A late entry for Valentine’s Day, Nicholas Humphries’s “The One That Got Away” tackles unrequited love and nostalgia in some fresh and unexpected ways. Much of the reason this film works is due to Shane Kolmansberger’s portrayal of the puppy dog romantic protagonist who is searching for someone who will last more than a night. Without this simple, relatable, romantic desire, we might not otherwise stay with what becomes a challenging protagonist.
Humphries’s films are intent on feeling, but not in subtle ways. Linda Williams in her essay “Film Bodies: Gender, Genre, Excess” calls these bodily or “gross” genres as they are concerned with excess physical experiences.
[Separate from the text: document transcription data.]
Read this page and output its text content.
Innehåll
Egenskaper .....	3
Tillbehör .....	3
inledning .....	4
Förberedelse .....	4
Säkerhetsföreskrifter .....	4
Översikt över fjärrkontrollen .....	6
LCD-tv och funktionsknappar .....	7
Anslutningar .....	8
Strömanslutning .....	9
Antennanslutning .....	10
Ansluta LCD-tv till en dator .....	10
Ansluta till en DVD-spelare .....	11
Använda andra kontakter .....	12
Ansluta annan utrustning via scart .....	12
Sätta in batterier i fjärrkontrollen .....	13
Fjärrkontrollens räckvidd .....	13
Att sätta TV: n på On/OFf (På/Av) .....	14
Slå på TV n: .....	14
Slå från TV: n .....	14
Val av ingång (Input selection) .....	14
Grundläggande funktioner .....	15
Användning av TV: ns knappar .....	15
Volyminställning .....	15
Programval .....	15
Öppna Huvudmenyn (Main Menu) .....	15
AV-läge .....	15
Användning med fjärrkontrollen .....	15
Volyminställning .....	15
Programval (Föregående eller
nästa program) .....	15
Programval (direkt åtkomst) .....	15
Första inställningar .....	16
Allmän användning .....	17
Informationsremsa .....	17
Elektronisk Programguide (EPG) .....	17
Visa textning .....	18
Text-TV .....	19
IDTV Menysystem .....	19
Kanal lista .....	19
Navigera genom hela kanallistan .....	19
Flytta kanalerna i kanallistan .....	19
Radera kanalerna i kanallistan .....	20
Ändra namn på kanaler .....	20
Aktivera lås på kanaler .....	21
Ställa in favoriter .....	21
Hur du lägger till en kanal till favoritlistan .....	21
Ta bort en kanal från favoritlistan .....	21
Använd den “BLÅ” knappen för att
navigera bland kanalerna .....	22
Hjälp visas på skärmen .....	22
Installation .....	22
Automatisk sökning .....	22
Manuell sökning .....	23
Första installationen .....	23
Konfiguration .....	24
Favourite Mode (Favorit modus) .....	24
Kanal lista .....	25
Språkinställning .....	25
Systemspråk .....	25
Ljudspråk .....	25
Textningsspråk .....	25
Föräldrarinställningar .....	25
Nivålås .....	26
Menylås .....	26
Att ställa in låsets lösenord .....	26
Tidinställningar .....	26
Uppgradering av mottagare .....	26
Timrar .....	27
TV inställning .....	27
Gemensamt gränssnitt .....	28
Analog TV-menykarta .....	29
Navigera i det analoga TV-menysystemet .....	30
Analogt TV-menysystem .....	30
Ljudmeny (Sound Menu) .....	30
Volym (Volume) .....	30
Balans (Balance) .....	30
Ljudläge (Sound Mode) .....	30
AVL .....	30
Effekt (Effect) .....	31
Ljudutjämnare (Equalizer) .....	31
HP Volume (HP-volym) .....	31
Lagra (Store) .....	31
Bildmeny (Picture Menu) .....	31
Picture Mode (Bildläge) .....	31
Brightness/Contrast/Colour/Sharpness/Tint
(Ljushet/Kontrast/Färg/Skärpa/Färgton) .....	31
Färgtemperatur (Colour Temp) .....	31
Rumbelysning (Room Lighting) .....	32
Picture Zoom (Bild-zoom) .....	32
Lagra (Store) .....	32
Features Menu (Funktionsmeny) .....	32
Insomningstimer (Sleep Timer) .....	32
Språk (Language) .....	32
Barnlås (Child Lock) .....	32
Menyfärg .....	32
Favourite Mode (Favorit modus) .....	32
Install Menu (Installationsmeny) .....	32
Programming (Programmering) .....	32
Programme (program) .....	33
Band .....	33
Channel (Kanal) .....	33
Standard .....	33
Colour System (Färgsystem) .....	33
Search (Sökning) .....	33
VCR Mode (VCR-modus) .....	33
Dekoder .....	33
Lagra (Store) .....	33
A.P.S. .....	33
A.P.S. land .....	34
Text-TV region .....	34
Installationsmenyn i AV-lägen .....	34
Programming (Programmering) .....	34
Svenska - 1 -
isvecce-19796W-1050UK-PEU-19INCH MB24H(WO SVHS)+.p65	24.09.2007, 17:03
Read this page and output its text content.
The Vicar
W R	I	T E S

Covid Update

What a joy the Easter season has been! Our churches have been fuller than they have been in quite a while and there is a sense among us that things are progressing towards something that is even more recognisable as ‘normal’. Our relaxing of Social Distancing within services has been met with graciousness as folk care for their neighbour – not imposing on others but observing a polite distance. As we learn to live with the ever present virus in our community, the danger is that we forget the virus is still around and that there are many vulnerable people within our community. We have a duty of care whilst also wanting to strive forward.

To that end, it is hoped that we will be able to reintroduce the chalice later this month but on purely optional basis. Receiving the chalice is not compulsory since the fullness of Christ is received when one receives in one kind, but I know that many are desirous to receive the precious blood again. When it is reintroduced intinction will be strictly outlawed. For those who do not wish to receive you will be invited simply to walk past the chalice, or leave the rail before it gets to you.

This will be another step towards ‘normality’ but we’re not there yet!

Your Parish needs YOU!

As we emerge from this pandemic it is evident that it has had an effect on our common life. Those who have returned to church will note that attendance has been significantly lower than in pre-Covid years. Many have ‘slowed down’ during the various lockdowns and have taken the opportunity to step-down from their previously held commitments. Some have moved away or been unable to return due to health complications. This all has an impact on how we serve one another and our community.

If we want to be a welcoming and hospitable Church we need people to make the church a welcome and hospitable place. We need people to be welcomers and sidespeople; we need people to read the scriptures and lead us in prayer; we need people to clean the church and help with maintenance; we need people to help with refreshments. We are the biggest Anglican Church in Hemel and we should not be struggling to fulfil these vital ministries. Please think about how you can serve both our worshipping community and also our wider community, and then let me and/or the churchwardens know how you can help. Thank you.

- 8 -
What becomes particularly fascinating in “The One That Got Away” and Humphries’s other works is how he brings about collisions, jamming together genres and physical experiences.
To avoid spoiling your experience of the film, watch it first and then read the interview with Humphries below.
RWG: What inspired the idea for the short?
NH: My own relationships (or at least the search for them).
RWG: For you, what is the work about?
NH: For me it’s about how lonely being different can feel but how that makes it so special when you finally find someone that gets you.
RWG: How did the film do? How did audiences respond?
NH: When it screened at a film festival in Hollywood there was a woman shouting at the girls on screen. Things like, “Don’t go with him! Don’t do it!” To the audience it was distracting but her enthusiasm was the greatest gift. It also won a Tabloid Witch. They called it “Woody Allen with a touch of Norman Bates.” For my first short as a writer / director, it was a huge honor.
RWG: Several of your shorts are dark romances? Do you see a through line in your work?
NH: Horror and romance I think are just the two things that make me feel the most when I’m watching a movie so I guess they pop up in my work a lot. They also both create exciting emotions we don’t get to feel every day.
RWG: Do you think the horror and romance genres have things in common?
NH: I think they both evoke addictive emotions. Also, desire is kind of a horrible thing to feel. The very nature of desire requires there be an obstacle in the way of getting what you need. It’s painful to have to sustain long term.
RWG: What are you working on now?
NH: I’m currently in post-production on my first feature. It’s about a couple that head to a cabin in the woods with their pals for a party before they get married. Only one in the group survives. Horror and romance again, I guess. You can find out more at deathdouspartmovie.com
RWG: How do you feel about the film now?
NH: I’ve gone on to direct some larger things but as this was my first (and such a personal story) I think it will always hold a weird and special place in my heart.